I love education, and I'm grateful for the chance to learn, but the environment was never healthy. Never. I missed out on so much trying to drown out other people's noise, but it clung to me anyway like a skunk's spray, it didn't matter how much I changed on the outside. New appearance, new aesthetic, new look — same result. It just follows you. Even my name became a target. Nadia — what kind of name is that, couldn't I have been given something more caucasian?
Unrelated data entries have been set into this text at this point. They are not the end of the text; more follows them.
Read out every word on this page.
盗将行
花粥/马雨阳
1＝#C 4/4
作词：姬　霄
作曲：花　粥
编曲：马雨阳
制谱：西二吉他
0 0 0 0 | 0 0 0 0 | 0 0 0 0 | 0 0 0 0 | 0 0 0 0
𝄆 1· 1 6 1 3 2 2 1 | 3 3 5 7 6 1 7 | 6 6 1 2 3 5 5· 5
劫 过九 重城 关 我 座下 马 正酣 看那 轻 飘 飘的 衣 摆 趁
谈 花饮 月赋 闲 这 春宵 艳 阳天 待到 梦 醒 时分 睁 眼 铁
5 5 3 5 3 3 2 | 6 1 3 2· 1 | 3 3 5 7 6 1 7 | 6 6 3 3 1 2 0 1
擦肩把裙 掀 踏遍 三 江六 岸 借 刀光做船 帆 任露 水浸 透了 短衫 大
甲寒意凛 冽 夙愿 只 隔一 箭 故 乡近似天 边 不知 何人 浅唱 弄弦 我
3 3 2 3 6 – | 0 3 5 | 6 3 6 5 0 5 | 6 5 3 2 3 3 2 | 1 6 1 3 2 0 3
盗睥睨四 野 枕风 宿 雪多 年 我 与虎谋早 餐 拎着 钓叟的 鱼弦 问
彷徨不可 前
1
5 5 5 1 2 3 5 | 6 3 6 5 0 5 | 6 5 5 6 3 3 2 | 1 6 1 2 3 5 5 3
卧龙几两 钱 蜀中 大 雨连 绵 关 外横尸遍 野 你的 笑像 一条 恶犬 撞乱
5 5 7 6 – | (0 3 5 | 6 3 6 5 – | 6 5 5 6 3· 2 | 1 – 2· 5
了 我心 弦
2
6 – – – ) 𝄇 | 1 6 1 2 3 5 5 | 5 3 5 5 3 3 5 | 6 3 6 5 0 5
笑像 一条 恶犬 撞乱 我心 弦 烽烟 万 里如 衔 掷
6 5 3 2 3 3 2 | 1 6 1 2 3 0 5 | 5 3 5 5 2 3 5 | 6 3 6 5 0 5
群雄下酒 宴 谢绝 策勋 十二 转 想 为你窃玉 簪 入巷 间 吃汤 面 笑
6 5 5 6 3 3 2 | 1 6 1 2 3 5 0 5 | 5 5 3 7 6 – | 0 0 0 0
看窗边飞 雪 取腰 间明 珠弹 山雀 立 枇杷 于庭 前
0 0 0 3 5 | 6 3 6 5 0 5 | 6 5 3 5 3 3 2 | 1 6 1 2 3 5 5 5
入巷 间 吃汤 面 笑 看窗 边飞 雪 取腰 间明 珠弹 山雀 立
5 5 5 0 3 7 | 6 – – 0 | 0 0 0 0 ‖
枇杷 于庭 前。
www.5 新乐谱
But in all seriousness: education matters because it's a gateway to the rest of your life. When people take that from you, when you're left permanently scarred by their words, carrying the fear of being nothing, that really does something to a person.
People don’t realize how flawed the system is for mental health, how hard it is to get in contact with actual help, or how much it costs, or even how much medication and health risk there are that align with it. To tell a stupid joke, to hurt someone over something they can’t change, harmful. It’s different if someone’s behaviour is affecting you and you say something snarky to make them stop, it’s different this way. That’s just unawareness, but to blatantly mold and shape someone’s future based on your own hatred towards whatever they may think you are… it’s just… like why?
Stigma. It took me 10 years of my life of endless thoughts and deepened thinking to remember what I went through, because I forgot, because I forgot everything. I was pushing myself aside the way everyone else did, because I believed I didn’t matter. I wasn’t even given a chance to matter, and that really sucks.
Stigma, you’d see me now and wonder what’s wrong with me, but I just think, what the heck is wrong with you.